Given integral is
$$\int_{-1}^1 \frac{(x-1)}{x^{5/3}}dx$$
ATTEMPT
Since there are no problem spots here. so i evaluated integral directly and got some answer. But textbook says integral is divergent. Can you please let me know where i am going wrong?
Thanks
On
$$\int\left(\frac{x-1}{x^{\frac{5}{3}}}\right)\text{d}x=$$
Substitute $u=\sqrt[3]{x}$ and $\text{d}u=\frac{1}{3x^{\frac{2}{3}}}\text{d}x$:
$$3\int\left(\frac{u^3-1}{u^3}\right)\text{d}u=$$ $$3\int\left(1-\frac{1}{u^3}\right)\text{d}u=$$ $$3\left(\int\left(1\right)\text{d}u-\int\left(\frac{1}{u^3}\right)\text{d}u\right)=$$ $$3\left(u-\int\left(\frac{1}{u^3}\right)\text{d}u\right)=$$ $$3\left(u+\frac{1}{2u^2}\right)+C=$$ $$3\left(\sqrt[3]{x}+\frac{1}{2(\sqrt[3]{x})^2}\right)+C=$$ $$\frac{3(2x+1)}{2x^{\frac{2}{3}}}+C$$
If you now turn in your boundaries you'll see it won't work! It diverges
We see that at $x=0$ integrand is undefined.
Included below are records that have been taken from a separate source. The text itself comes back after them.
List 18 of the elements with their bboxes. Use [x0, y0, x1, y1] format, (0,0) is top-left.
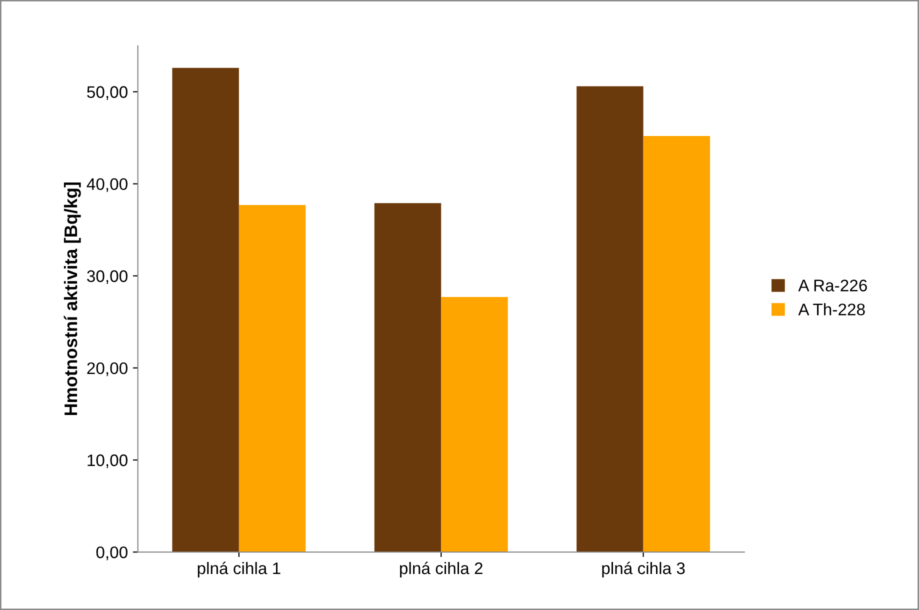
legend-label: A Ra-226 — [798, 280, 867, 292]
bar — [441, 297, 508, 552]
y-tick-label: 10,00 — [88, 454, 128, 468]
y-tick-label: 30,00 — [87, 270, 128, 284]
x-tick-label: plná cihla 3 — [602, 562, 685, 578]
bar — [643, 136, 710, 552]
y-tick-label: 0,00 — [96, 546, 128, 560]
y-tick-label: 50,00 — [87, 86, 128, 100]
bar — [172, 68, 239, 552]
bar — [374, 203, 442, 552]
legend-label: A Th-228 — [798, 303, 865, 316]
y-axis-title: Hmotnostní aktivita [Bq/kg] — [64, 182, 81, 416]
x-tick-label: plná cihla 2 — [400, 562, 482, 578]
bar — [576, 86, 644, 552]
bar — [238, 205, 306, 552]
y-tick-label: 40,00 — [86, 178, 128, 192]
y-tick-label: 20,00 — [87, 362, 128, 376]
x-tick-label: plná cihla 1 — [198, 562, 280, 578]
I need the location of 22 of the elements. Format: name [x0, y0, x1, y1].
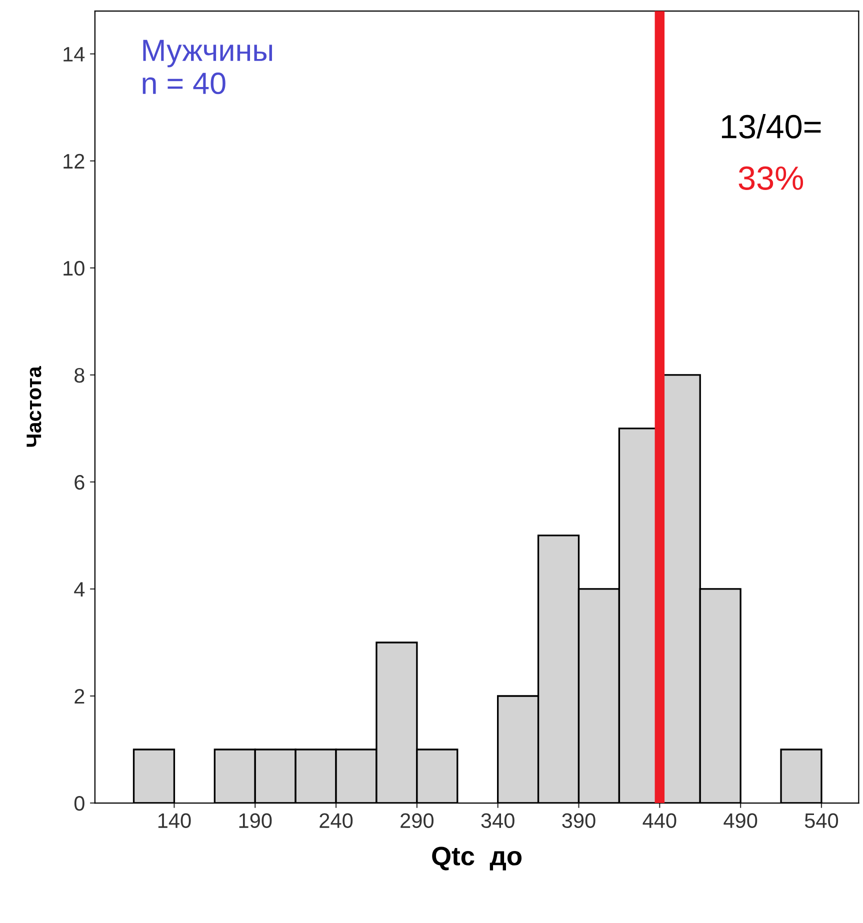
- annotation: 13/40=: [722, 114, 821, 139]
- y-tick-label: 4: [74, 582, 85, 597]
- y-tick-label: 6: [74, 474, 84, 490]
- x-tick-label: 240: [320, 813, 353, 828]
- annotation: 33%: [738, 166, 804, 190]
- y-tick-label: 2: [74, 688, 84, 704]
- annotation: Мужчины n = 40: [142, 40, 272, 94]
- x-tick-label: 390: [562, 813, 596, 828]
- y-tick-label: 8: [74, 368, 84, 383]
- x-tick-label: 340: [481, 813, 514, 828]
- x-tick-label: 440: [642, 813, 676, 828]
- y-tick-label: 0: [74, 796, 84, 811]
- y-tick-label: 14: [64, 47, 85, 62]
- y-tick-label: 12: [64, 154, 84, 168]
- x-tick-label: 490: [724, 813, 758, 828]
- x-tick-label: 140: [158, 813, 191, 828]
- y-tick-label: 10: [64, 260, 84, 276]
- x-axis-title: Qtc до: [432, 846, 522, 870]
- y-axis-title: Частота: [26, 366, 42, 447]
- x-tick-label: 290: [400, 813, 434, 828]
- x-tick-label: 540: [804, 813, 838, 828]
- x-tick-label: 190: [239, 813, 272, 828]
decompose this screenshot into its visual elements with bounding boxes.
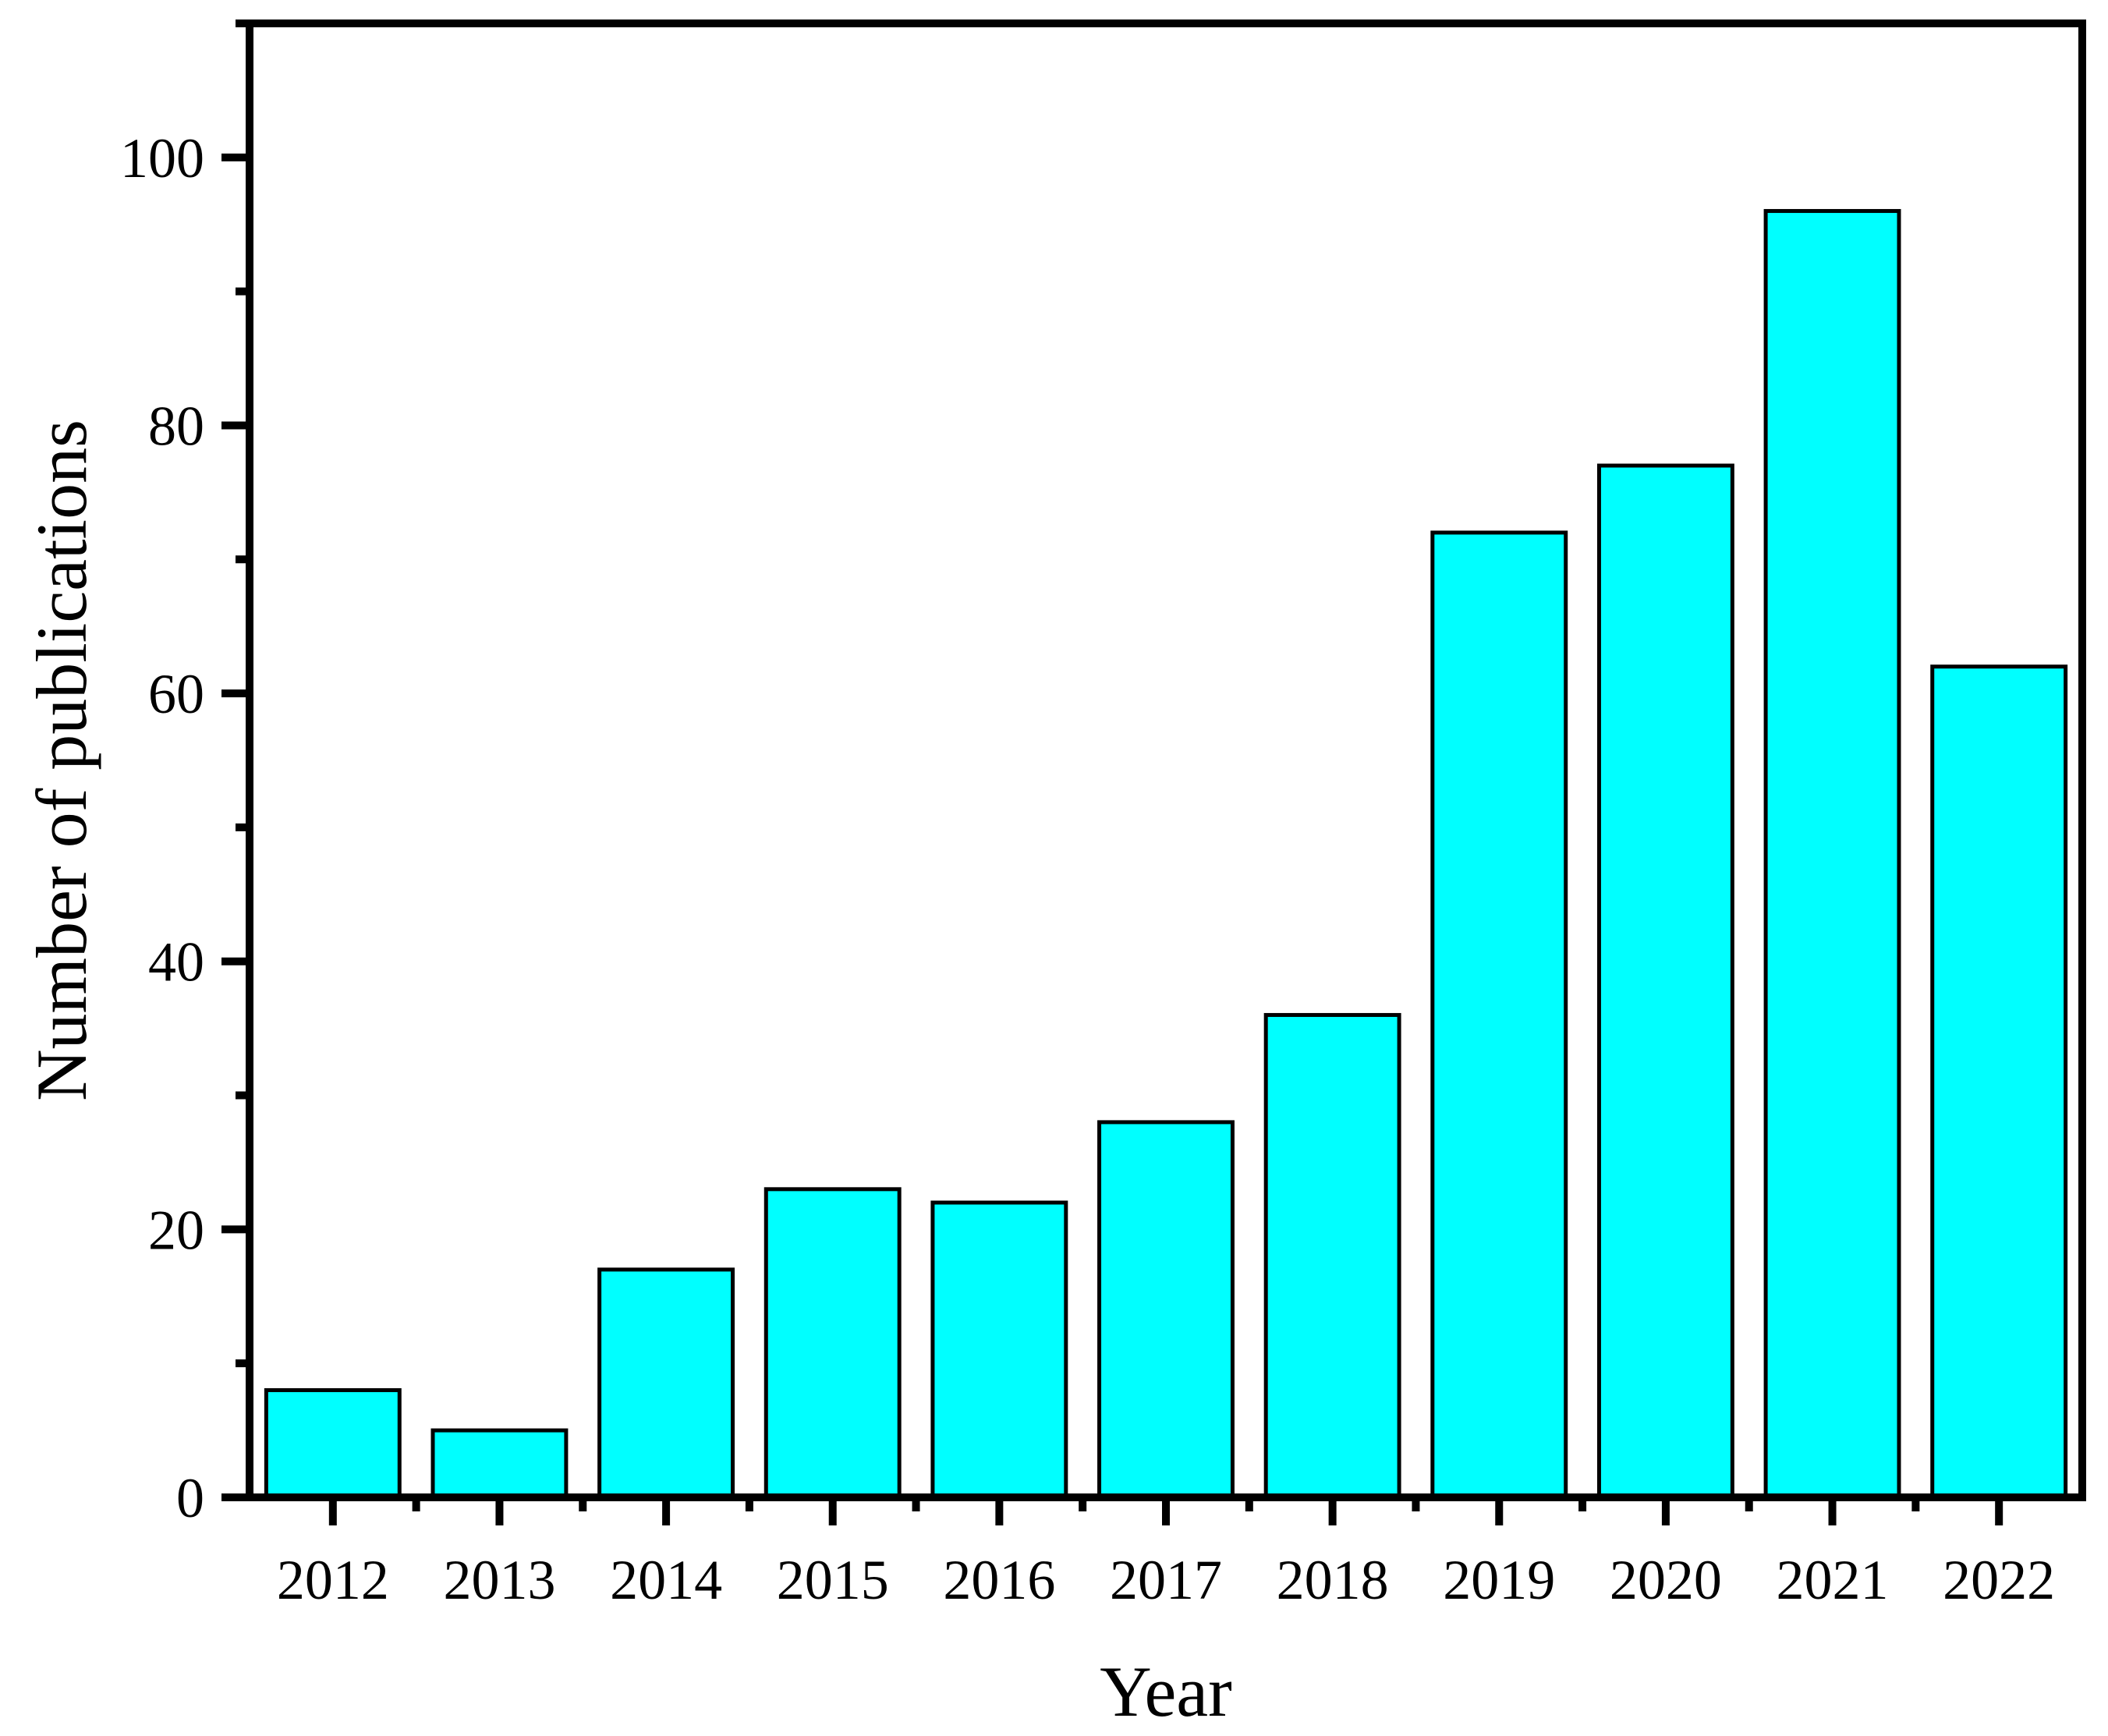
bar-2016 [930,1200,1068,1500]
y-tick-label-0: 0 [176,1467,204,1529]
x-tick-label-2021: 2021 [1777,1549,1889,1611]
bar-2017 [1097,1120,1235,1500]
bar-2014 [597,1267,735,1500]
y-tick-label-100: 100 [120,127,204,190]
y-tick-label-20: 20 [148,1199,204,1261]
y-tick-label-40: 40 [148,931,204,994]
x-tick-label-2020: 2020 [1610,1549,1722,1611]
plot-frame [246,19,2086,1501]
bar-2022 [1930,664,2068,1500]
bars-group [264,209,2068,1500]
bar-2012 [264,1388,402,1500]
bar-2015 [763,1187,902,1500]
x-tick-label-2018: 2018 [1277,1549,1389,1611]
bar-2018 [1263,1012,1401,1500]
bar-2020 [1596,463,1734,1500]
x-axis-label: Year [1100,1652,1232,1731]
bar-2013 [430,1428,569,1500]
x-tick-label-2022: 2022 [1943,1549,2055,1611]
x-tick-label-2012: 2012 [277,1549,389,1611]
x-tick-label-2015: 2015 [777,1549,889,1611]
y-axis-label: Number of publications [22,420,101,1101]
y-tick-label-60: 60 [148,663,204,725]
bar-2019 [1430,530,1568,1500]
x-tick-labels: 2012 2013 2014 2015 2016 2017 2018 2019 2020 2021… [277,1549,2055,1611]
x-tick-label-2019: 2019 [1443,1549,1555,1611]
y-tick-label-80: 80 [148,395,204,457]
y-tick-labels: 0 20 40 60 80 100 [120,127,204,1529]
x-tick-label-2016: 2016 [943,1549,1055,1611]
x-tick-label-2013: 2013 [443,1549,555,1611]
ticks-group [221,19,2003,1525]
bar-2021 [1763,209,1901,1500]
x-tick-label-2017: 2017 [1110,1549,1222,1611]
x-tick-label-2014: 2014 [610,1549,722,1611]
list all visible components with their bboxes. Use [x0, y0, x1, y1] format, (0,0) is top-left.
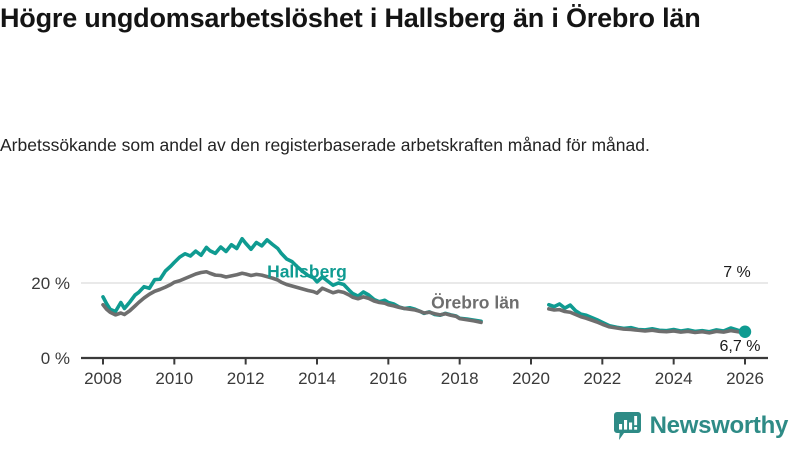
- y-tick-label: 20 %: [31, 274, 70, 293]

So, $$ \int_{-1}^1 \frac{x-1}{x^{5/3}}dx = \lim_{\substack{\epsilon_1\to+0\\\epsilon_2\to+0}} \left(\int_{-1}^{-\epsilon_1} \frac{x-1}{x^{5/3}}dx + \int_{-\epsilon_1}^{\epsilon_2} \frac{x-1}{x^{5/3}}dx + \int_{\epsilon_2}^1 \frac{x-1}{x^{5/3}}dx\right) $$ As you can see, second integral is diverges.